I have a long history with the dentist.
When I was but a child, I never really saw the need to brush my teeth. I also liked to smack my face
into concrete sidewalks, and I was one of those blessed people to get tetracycline stains on my upper
incisors, so that meant I got to see the dentist a fair bit.
Oddly enough, by the time I was a teenager, I began working in the field of orthodontics. I remember
attending a fancy office party during the holidays with my boss and several of his close friends and
colleagues. We were all in our holiday finery when I happened to run into my dentist. I kid you not, I’d
been in that guy’s office AT LEAST three times in the last two weeks (you know, because when you don’t
take care of your teeth as a kid, you pay for it as an adult no matter how good your hygiene is after the
fact), so it seemed odd to me that he didn’t recognize me at the party.

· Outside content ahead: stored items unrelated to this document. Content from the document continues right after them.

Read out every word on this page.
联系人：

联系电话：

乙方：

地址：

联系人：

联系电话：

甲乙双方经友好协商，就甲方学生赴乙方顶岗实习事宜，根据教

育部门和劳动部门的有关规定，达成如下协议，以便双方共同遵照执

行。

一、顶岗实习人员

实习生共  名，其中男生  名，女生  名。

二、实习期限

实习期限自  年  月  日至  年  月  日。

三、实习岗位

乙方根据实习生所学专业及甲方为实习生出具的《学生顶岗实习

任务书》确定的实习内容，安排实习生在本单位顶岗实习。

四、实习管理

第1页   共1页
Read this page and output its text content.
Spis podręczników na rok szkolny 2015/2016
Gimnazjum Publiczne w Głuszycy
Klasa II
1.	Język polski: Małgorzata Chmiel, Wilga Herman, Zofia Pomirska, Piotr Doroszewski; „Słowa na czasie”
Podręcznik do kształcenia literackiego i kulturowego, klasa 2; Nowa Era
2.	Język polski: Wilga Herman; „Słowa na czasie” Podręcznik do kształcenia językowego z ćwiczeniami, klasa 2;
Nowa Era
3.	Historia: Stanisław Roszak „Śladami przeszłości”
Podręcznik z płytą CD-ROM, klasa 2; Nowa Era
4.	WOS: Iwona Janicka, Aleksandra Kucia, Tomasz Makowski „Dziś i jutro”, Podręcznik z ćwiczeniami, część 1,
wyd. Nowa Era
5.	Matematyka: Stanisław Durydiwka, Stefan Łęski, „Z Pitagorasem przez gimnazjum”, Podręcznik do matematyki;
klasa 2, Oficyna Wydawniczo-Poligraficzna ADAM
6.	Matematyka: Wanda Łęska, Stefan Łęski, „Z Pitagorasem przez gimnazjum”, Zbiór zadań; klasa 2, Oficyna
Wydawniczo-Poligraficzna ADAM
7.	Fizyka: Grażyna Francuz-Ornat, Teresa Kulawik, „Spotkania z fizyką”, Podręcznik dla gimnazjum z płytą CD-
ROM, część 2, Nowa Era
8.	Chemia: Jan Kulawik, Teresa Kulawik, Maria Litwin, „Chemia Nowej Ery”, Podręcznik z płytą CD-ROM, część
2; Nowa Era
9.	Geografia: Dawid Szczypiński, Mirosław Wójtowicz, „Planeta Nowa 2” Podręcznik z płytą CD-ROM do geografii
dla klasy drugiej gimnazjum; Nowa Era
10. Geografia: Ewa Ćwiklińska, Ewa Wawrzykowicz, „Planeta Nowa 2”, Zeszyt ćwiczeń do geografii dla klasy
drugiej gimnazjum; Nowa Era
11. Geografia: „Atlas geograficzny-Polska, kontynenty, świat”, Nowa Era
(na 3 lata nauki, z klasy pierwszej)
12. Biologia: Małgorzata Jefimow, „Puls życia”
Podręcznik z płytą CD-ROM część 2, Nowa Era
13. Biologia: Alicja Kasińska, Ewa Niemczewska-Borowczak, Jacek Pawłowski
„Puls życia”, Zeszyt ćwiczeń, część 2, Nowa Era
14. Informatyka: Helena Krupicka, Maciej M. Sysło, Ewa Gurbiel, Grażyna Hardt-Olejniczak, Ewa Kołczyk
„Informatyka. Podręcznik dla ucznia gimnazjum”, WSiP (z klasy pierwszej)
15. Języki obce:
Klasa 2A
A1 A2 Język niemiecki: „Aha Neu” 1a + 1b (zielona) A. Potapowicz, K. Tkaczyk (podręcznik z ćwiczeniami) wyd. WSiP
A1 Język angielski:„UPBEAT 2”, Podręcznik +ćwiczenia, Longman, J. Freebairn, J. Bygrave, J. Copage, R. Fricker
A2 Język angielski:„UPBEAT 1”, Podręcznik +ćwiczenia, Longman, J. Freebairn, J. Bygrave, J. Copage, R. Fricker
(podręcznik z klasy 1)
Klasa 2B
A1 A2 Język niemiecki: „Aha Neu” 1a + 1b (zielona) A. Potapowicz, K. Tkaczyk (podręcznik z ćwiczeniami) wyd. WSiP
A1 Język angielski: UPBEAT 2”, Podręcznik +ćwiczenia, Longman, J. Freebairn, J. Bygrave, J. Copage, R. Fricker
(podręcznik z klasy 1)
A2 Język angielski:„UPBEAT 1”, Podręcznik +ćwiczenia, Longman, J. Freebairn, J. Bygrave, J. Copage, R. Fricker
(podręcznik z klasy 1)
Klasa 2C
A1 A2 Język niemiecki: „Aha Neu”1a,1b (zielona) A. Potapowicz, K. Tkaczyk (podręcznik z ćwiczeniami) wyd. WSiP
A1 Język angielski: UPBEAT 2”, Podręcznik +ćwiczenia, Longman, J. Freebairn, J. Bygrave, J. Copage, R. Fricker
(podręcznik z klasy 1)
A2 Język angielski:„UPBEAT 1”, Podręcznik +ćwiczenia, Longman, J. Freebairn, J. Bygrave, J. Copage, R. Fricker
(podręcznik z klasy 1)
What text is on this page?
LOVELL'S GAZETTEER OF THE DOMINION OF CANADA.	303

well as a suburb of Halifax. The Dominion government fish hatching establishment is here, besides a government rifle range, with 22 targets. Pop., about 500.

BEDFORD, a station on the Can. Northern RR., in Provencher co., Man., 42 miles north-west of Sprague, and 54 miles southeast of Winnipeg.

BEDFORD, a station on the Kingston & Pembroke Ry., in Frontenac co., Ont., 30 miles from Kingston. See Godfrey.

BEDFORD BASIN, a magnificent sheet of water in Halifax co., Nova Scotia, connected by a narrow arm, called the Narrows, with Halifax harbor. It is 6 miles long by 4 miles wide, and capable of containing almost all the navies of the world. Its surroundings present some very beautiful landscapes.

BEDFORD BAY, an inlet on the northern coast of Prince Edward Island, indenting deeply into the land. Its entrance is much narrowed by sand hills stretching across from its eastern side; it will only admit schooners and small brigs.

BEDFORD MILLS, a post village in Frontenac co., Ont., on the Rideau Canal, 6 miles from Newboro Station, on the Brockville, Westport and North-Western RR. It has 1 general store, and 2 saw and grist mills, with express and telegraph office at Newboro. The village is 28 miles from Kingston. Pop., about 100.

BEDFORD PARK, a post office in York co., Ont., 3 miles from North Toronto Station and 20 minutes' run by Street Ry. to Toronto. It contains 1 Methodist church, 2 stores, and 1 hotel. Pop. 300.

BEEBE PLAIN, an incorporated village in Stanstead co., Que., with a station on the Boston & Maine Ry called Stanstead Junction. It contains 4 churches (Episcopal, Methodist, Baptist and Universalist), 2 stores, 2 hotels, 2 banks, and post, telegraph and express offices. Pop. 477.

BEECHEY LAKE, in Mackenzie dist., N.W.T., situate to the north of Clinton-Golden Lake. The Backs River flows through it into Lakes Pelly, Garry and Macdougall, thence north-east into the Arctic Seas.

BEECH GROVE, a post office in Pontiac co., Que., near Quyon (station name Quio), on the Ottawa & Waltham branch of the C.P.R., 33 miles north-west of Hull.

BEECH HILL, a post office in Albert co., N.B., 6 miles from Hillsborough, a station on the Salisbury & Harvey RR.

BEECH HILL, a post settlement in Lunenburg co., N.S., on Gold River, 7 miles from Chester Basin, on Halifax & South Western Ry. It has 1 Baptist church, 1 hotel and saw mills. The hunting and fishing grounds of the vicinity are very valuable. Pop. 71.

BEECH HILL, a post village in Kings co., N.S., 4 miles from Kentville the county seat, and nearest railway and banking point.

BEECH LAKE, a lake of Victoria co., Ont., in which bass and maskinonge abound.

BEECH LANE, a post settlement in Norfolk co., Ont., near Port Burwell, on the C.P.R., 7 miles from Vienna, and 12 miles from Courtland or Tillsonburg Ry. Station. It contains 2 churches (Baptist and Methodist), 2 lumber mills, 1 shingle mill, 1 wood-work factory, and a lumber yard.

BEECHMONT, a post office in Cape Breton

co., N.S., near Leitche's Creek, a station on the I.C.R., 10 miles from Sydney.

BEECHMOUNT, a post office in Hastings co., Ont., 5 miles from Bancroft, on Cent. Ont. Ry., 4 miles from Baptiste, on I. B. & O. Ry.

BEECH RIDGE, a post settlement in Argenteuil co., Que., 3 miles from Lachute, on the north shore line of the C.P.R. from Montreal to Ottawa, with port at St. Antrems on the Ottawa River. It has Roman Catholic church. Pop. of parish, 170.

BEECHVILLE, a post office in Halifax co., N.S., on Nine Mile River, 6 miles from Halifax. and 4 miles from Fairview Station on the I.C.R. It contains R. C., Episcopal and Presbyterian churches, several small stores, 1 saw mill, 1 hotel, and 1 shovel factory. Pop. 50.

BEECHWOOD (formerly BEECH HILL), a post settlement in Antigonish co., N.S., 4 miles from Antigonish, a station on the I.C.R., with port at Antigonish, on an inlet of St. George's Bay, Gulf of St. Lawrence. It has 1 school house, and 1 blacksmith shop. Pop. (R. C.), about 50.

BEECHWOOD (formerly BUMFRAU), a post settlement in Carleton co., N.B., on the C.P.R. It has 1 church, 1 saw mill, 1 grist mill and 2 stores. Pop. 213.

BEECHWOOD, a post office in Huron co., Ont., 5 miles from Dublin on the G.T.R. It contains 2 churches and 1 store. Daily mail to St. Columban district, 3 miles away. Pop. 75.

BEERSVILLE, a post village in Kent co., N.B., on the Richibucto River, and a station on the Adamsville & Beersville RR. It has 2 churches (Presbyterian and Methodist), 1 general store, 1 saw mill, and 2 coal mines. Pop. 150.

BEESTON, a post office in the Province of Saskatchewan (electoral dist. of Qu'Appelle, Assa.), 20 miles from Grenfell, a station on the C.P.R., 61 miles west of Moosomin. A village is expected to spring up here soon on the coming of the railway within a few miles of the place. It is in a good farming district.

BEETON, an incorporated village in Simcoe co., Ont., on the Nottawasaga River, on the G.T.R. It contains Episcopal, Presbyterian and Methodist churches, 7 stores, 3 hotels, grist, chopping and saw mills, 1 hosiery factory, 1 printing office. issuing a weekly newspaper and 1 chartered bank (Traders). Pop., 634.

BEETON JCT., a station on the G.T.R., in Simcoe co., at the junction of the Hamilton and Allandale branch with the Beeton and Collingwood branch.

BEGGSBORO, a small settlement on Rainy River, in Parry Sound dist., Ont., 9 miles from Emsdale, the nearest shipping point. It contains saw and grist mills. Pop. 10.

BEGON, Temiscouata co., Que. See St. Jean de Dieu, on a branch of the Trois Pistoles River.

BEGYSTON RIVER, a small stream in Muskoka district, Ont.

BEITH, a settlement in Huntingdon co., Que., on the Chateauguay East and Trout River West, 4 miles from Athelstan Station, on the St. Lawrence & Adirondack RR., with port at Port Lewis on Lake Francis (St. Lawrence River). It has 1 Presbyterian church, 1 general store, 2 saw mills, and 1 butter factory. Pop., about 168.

“Hi, Dr. Smith!” I said, thinking we’d fall into our usual banter about the weather, sports, etc.
“I’m sorry,” he said. “What’s your name?”
I was a little hurt, but still cheerily said, “Sarah? I just visited your office last week?”
You could visibly see the light turn on in recognition. “Ohhhh, Sarah!” he said. And then, “I didn’t
recognize you standing up with your clothes on!”
Oh. My. God.
I wanted to die, right then and there. How dare he suggest that we’d been having some sort of illicit
affair when I was going in for “fillings.” It turns out that he was confused by seeing me dressed up for a
party, rather than dressed in scrubs for a day at work. Either way...geez, dude.